Some of the topics are the same topics I remember, as if they never stopped. We fans do like to beat a dead horse until it is no longer even dust. The more things change, the more they stay the same. Still, they are a good bunch, even though it has definitely been a shock to the system to have the old deluge of smof emails return to my in-box. And I have to remember to turn my, "Despite the harsh way their email seems to be worded, you know so-and-so is a nice person in person" filter back on.
In the mix of emails came a link to Worldcon history from 1953, including scanned pages and wonderful tidbits of history (Worldcon is The World Science Fiction Convention). The 53 Worldcon gave us the renowned Hugo awards and it appears to have played an important role in shaping all the Worldcons to come, and probably the World Science Fiction Society as well. Triggered by these discussions, and based on the following quote, I had a few thoughts of my own, and posted a variation of the comments below to the list. The quote was:
"After the convention, the chairman sent thanks and a financial report to members. Total convention membership was 1,150, of whom 633 actually registered. The chairman estimated that at least 650 were in attendance. (The traditional "warm body count", appearing in later Worldcon program books, is 750.)"Worldcon membership rates at the time were a mere $1 a head. A great many paid membership, bet never attended.
To me the document seems pretty damned detailed and complete, and shows plenty of smart forward-thinking. Therein lay many of the seeds of the Worldcon many of us/you love, and the kind of fannish positivity not always in abundance.
Back to the matter of the difference between the number of memberships bought and the number of people who actually attended. I don't think the concept of supporting members (those who want to aid a convention financially even though they can't attend, or later in the history of all this, who want to be WSFS members and vote on the Hugos) existed then, because if it did they would have said so. Based on the number of official attendees listed by them, we are looking at 400-517 non-attending members, or about 35% to 45% of their members who did not attend. That's pretty damned high, particularly for the time (not the ease of travel we have today). I don't think that WSFS existed yet, and since it was the first year of Hugos it is hard to gauge if they had any impact at all yet (likely very little).
Yes, I know that every convention has its no shows, but this number seems exceptionally high. It seems to me that those 400-517 fans were buying into more than a convention, or an award, that they were buying into a community. This is intriguing, particularly since the relationship between Worldcons and WSFS is a great gray area (some feel WSFS does not really exist and others want it to be a central controlling body, and everyone else is in between. It is also, maybe sadly so, quite irrelevant, because Worldcon is what it is now, a vastly different creature to the Worldcon of 1953, and many things have changed and that is just the way it is (and Worldcons total are totally f*cking awesome). Still I find all this quite charming.

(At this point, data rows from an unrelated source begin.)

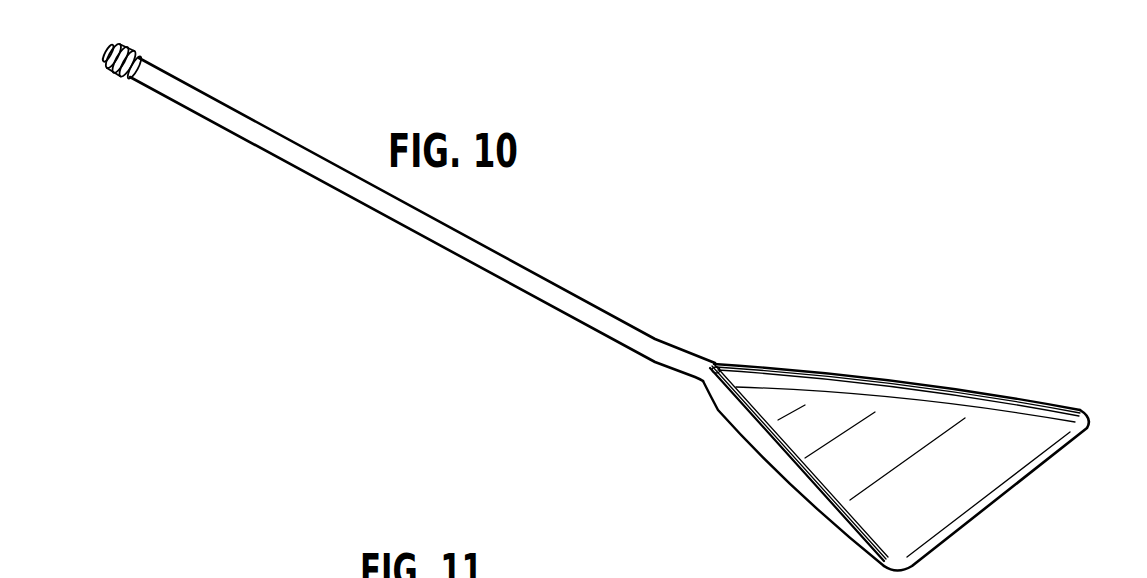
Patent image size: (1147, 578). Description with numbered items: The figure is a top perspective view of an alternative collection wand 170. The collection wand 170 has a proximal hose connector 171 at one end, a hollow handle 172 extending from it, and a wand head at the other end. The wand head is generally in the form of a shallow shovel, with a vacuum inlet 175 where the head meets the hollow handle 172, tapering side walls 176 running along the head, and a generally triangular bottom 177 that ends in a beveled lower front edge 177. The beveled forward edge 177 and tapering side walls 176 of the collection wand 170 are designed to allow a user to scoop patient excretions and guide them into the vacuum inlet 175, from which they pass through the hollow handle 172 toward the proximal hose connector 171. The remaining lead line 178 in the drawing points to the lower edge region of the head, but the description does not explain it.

The scraper tool 170 is at (132, 258).
The end cap 171 is at (112, 84).
The shaft 172 is at (278, 150).
The shaft-head joint 175 is at (732, 373).
The top edge rim 176 is at (818, 382).
The blade surface 177 is at (1027, 445).
The bottom edge 178 is at (980, 508).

There are many other gems in that document that I can't help but enjoy.
"Our expense account should open the eyes of those people who think that putting on a convention is a simple affair, and should be educational to those idiots who spread the rumor that the convention committee was lining its pockets with the proceeds."Hahahaha! The more things change the more they stay the same. Despite Worldcons believing in full disclosure (some more than others ;) ) and making documentation on their finances freely available, there remain many idiots to this day who are convinced that volunteer con-runners are making a fortune (the reverse is true most of the time - ask kevin_standlee about the gigantic personal debt he incurred while helping to make ConJosé happen in 2004).

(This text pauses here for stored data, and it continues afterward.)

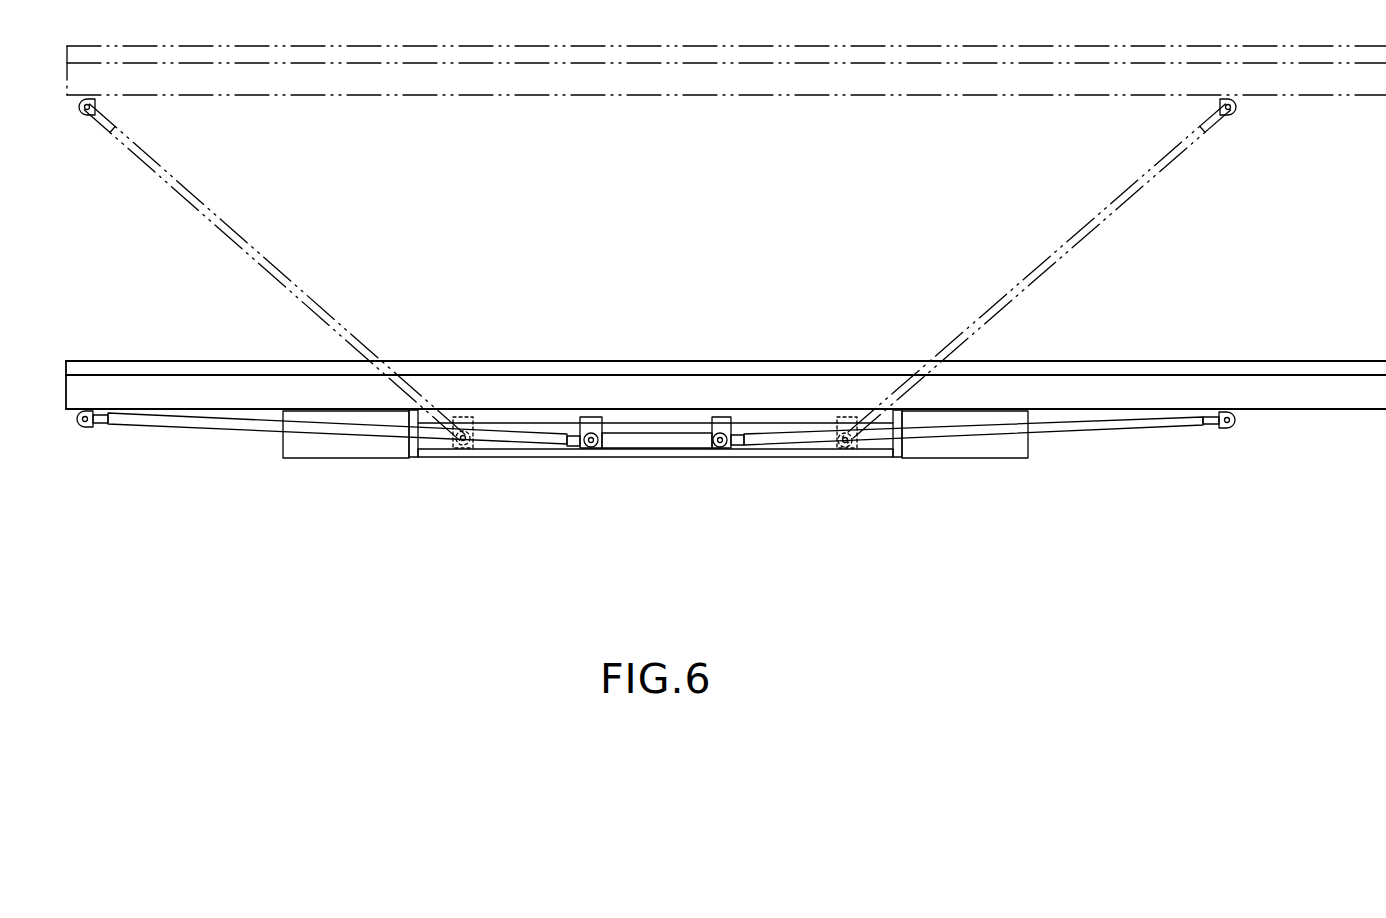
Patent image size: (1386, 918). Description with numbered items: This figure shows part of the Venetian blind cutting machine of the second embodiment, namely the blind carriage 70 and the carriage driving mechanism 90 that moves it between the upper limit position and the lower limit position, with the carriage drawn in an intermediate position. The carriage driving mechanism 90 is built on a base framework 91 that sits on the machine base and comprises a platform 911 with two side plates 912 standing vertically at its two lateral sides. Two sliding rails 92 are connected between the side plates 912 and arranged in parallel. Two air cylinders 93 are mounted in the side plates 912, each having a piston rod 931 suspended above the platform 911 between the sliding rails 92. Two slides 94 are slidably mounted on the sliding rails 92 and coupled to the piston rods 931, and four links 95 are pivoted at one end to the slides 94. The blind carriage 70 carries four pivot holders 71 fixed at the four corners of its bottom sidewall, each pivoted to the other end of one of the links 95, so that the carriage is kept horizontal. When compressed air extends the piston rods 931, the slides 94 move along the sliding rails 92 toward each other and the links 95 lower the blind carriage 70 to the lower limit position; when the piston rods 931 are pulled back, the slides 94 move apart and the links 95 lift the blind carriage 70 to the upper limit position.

The blind carriage 70 is at (1245, 360).
The pivot holder 71 is at (1238, 108).
The carriage driving mechanism 90 is at (640, 467).
The base framework 91 is at (668, 507).
The platform 911 is at (655, 498).
The side plate 912 is at (413, 456).
The sliding rail 92 is at (661, 433).
The air cylinder 93 is at (348, 456).
The piston rod 931 is at (790, 425).
The slide 94 is at (588, 423).
The link 95 is at (388, 452).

There was plenty more in that little historical treasure that I enjoyed. They spent $60 on an optimistic 1500 badges, lost $250 on the overpriced hotel banquet (another fannish tradition) and their miscellaneous expenses included telegrams (how they would envy us our web pages and emails). They ended up with a deficit of $56.18, but with $373 still owed to them for exhibit tables, sale of stamps (eh?) and program ads -- things we generally require payment for up-front these days (maybe lessons learned?). So they had a "possible profit" of $316.82, and I can't help but wonder how that one turned out.
That was a hell of a Worldcon, a massive milestone in Worldcon history. My thanks to them. They rocked!